Pregnant women are being urged to have a flu vaccination as figures from last winter show that fewer than a quarter of mothers-to-be in the Bradford district had the potentially life-saving jab.

During the 2011-12 flu season 5,500 pregnant women registered with a GP practice in Bradford and Airedale and only 23 per cent had the flu jab.

Pregnant women who catch flu are at increased risk of serious complications such as bronchitis and pneumonia. By not having the vaccine, mothers could put their baby at risk of premature or still birth.
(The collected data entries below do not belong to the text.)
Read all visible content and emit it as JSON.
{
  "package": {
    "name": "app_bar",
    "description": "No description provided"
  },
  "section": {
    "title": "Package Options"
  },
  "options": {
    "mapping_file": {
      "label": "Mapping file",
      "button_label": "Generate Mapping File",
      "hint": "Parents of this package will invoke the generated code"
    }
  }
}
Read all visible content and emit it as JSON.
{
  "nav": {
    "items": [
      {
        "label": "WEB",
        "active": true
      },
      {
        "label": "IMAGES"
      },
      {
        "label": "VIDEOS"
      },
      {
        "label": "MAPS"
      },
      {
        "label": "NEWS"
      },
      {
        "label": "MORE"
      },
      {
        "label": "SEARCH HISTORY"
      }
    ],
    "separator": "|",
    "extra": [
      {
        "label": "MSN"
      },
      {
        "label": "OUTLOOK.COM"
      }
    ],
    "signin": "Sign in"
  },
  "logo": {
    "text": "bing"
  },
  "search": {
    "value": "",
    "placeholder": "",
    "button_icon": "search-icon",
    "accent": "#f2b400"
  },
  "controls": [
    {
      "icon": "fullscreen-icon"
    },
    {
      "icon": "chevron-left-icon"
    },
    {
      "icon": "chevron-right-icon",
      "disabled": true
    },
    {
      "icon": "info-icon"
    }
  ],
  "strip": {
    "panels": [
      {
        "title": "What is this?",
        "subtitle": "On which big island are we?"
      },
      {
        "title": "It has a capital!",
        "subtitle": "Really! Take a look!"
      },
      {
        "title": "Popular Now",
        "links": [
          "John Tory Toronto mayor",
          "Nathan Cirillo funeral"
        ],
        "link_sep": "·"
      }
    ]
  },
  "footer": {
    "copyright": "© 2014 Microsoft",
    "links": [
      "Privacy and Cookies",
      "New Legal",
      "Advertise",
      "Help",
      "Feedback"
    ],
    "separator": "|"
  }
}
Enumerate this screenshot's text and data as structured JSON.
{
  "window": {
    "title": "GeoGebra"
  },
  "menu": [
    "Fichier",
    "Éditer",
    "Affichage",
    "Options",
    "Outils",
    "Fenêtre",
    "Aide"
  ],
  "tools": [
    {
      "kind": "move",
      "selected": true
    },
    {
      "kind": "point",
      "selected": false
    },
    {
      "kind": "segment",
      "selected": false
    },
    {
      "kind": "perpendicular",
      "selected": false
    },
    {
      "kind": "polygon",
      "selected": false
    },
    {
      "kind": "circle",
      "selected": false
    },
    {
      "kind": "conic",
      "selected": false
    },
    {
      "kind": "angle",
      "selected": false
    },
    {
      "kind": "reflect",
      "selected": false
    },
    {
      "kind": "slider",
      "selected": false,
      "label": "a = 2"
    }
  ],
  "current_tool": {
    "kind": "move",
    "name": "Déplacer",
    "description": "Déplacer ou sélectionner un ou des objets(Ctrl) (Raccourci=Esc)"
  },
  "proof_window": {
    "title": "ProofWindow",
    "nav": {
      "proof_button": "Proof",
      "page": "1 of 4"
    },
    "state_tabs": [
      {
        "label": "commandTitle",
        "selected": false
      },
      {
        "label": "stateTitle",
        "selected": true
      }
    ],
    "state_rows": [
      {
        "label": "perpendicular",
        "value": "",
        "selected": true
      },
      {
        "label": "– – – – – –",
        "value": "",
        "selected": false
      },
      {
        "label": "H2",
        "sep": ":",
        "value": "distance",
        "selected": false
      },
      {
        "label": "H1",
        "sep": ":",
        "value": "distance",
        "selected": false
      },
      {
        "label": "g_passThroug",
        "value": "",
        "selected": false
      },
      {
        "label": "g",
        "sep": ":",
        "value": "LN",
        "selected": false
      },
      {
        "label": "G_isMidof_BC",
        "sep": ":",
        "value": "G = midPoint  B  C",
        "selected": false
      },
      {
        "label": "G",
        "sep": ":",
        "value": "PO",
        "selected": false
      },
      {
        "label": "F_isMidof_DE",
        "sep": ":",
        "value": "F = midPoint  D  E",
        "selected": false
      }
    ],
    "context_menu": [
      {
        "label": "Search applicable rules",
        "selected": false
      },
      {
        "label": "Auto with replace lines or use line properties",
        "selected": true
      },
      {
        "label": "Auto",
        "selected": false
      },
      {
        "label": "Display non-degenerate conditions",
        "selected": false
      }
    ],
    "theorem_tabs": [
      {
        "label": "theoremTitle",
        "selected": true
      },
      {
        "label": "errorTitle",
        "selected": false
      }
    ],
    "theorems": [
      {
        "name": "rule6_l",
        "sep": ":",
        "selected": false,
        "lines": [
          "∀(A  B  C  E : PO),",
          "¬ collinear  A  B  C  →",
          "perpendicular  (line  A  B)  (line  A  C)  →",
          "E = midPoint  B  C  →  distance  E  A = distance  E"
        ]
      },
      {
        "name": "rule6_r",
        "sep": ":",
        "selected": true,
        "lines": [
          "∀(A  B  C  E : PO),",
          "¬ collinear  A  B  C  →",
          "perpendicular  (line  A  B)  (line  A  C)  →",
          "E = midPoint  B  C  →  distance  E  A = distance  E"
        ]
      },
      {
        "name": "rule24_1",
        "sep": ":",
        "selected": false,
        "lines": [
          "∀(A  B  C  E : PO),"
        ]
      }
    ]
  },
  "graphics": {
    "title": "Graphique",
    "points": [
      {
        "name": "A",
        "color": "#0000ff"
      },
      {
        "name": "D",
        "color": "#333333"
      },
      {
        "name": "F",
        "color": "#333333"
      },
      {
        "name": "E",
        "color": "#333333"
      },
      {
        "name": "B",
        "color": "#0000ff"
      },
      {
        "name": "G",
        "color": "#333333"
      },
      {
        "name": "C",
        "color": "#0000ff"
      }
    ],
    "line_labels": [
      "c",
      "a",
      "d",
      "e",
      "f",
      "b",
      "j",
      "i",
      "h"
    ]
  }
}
Linda Scott, immunisation and vaccination lead at NHS Airedale, Bradford and Leeds, said: “Flu can cause serious illness in pregnant women and in the most severe cases can put the lives of expectant mums and their unborn babies at risk.

“This is because the woman’s body and immune system is adapting to accommodate the growing baby and is therefore less able to fight off the flu virus.

“When you are pregnant with your child you want to do what is right for your baby and some mothers-to-be worry about the vaccine. It is safe for mother and baby and can be given at any stage of pregnancy. In fact, having a flu jab while pregnant will also automatically protect your baby against this dangerous illness because the antibodies you develop are passed to your baby and will last during the first few months of your baby’s life.

“In addition, many pregnant mothers already have children at home and with a family to look after cannot afford to fall ill. So getting the jab not only protects the mother and unborn baby, but also their loved ones too.”

This year, pregnant women are also being urged to get the whooping cough vaccination to give their baby the best protection against whooping cough, following a national outbreak of the disease, as very young babies are at the greatest risk of serious complications. Women who are 28 weeks pregnant or more should contact their GP practice to get vaccinated, or speak to their midwife.

People with long-term health conditions, their carers and people aged 65 years or more are also urged to get their flu jab. Good hand hygiene can reduce the risk of catching flu with the ‘catch it, bin it, kill it’ technique reducing the spread of germs. This means carrying tissues, covering coughs and sneezes with a tissue, disposing of the tissue after one use, and cleaning hands as soon as possible with soap and water or an alcohol hand gel.

Pregnant women can ask a midwife or GP practice about a flu jab or call NHS Direct on 0845 46 47 for information.